Via Crucis: nona stazione, no a “indifferenza e silenzio” di fronte a “trafficanti di schiavi”

Gesù che, nella nona stazione della Via Crucis, cade per la terza volta, “sfinito e umiliato, sotto il peso della croce”, diventa il simbolo di “tante ragazze, costrette sulle strade da gruppi di trafficanti di schiavi, che non reggono alla fatica e all’umiliazione di vedere il proprio giovane corpo manipolato, abusato, distrutto, insieme ai loro sogni”. “Quelle giovani donne si sentono come sdoppiate”, si legge nella meditazione: “Da una parte cercate e usate, dall’altra respinte e condannate da una società che rifiuta di vedere questo tipo di sfruttamento, causato dall’affermazione della cultura dell’usa-e-getta”. “Una delle tante notti passate sulle strade a Roma – racconta suor Eugenia – cercavo una giovane giunta da poco in Italia.

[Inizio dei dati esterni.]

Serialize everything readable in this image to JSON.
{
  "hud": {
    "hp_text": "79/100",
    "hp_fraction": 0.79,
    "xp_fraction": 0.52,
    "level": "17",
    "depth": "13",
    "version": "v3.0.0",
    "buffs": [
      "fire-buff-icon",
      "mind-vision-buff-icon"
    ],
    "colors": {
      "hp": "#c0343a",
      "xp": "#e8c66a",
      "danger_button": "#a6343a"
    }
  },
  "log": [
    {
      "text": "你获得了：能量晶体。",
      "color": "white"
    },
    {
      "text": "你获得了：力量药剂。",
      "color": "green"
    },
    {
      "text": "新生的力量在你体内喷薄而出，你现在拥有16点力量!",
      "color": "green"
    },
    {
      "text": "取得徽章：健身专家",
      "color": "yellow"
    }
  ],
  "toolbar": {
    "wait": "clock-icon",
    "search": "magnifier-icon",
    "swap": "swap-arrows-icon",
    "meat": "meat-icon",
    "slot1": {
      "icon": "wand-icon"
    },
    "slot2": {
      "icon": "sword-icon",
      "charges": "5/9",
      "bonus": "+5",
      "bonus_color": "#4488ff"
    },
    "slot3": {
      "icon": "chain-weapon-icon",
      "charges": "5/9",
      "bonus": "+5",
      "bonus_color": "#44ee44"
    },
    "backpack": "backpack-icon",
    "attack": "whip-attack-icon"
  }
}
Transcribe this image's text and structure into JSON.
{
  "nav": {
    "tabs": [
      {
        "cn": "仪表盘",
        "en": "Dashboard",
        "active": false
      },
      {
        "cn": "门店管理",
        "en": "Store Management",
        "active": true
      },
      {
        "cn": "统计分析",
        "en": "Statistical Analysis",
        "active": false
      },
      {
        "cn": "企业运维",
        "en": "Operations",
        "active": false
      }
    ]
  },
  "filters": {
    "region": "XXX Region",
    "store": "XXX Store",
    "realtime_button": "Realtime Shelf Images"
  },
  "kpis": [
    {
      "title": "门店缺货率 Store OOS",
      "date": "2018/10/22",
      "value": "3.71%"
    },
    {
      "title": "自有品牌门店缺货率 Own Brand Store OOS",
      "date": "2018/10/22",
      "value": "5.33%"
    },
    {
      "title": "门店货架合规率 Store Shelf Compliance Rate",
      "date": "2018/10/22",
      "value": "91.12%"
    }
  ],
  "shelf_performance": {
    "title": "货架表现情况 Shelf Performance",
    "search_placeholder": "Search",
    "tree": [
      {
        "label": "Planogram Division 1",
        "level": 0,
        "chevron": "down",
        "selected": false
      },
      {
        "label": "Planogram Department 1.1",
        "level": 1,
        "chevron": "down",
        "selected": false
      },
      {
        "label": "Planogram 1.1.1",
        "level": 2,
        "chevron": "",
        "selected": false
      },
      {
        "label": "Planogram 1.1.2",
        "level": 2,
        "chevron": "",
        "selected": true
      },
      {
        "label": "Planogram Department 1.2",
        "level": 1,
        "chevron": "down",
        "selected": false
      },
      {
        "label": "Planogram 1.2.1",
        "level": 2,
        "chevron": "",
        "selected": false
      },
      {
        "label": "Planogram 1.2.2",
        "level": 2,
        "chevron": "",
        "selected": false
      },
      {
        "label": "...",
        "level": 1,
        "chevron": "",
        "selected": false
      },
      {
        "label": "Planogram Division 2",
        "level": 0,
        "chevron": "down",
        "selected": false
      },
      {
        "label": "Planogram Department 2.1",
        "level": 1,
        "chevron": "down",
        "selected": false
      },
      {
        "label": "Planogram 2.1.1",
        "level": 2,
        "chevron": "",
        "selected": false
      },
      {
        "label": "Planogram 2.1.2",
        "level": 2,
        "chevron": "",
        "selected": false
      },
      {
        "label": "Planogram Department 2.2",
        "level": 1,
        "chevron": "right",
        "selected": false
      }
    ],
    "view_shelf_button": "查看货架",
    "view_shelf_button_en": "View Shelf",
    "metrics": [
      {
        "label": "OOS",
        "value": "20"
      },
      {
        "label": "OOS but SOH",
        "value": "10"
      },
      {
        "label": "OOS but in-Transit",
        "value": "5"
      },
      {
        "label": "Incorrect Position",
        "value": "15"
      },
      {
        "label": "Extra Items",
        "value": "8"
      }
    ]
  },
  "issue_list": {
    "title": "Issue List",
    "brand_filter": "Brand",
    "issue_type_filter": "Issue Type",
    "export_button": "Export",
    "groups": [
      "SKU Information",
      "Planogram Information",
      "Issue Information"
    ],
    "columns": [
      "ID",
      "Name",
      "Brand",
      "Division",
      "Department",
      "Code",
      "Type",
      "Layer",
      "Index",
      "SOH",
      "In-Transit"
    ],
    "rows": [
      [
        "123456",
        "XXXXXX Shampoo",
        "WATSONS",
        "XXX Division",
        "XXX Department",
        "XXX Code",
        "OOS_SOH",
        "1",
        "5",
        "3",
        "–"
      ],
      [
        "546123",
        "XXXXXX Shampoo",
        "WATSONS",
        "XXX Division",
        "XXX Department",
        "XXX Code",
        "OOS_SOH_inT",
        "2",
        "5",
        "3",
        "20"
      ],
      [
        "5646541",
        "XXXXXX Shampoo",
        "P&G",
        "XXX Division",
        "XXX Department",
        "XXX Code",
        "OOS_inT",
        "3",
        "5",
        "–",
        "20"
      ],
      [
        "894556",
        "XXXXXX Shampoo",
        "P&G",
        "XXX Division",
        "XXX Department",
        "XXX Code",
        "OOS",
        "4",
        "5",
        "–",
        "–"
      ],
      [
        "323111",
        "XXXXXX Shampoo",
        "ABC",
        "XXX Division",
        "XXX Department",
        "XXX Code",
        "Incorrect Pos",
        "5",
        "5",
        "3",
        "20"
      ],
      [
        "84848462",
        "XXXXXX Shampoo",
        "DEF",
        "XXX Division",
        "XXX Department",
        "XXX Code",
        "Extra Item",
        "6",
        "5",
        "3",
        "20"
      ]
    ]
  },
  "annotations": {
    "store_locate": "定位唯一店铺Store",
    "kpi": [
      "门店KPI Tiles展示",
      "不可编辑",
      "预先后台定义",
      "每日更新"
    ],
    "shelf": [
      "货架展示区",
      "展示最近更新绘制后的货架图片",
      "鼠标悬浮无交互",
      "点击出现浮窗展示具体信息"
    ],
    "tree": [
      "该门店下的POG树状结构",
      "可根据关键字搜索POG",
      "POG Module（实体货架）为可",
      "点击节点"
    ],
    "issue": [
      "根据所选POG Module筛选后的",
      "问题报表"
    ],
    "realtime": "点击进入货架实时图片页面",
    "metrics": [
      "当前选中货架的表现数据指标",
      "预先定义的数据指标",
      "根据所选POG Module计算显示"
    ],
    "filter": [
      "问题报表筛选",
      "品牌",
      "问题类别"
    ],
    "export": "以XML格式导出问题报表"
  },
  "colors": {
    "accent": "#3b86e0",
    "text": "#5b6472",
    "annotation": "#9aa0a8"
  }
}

Non vedendola nel suo gruppo, la chiamavo insistentemente per nome: ‘Mercy!’. Nel buio, l’ho scorta accovacciata e addormentata sul ciglio della strada. Al mio richiamo s’è svegliata e m’ha detto che non ne poteva più. ‘Sono sfinita’, ripeteva… Ho pensato a sua madre: se sapesse che cosa è accaduto alla figlia, piangerebbe tutte le sue lacrime”. “È troppo facile condannare esseri umani e situazioni di disagio che umiliano il nostro falso pudore, ma non è altrettanto facile assumerci le nostre responsabilità come singoli, come governi e anche come comunità cristiane”, la denuncia sotto forma di appello, “di fronte all’indifferenza e al silenzio di molti cristiani”.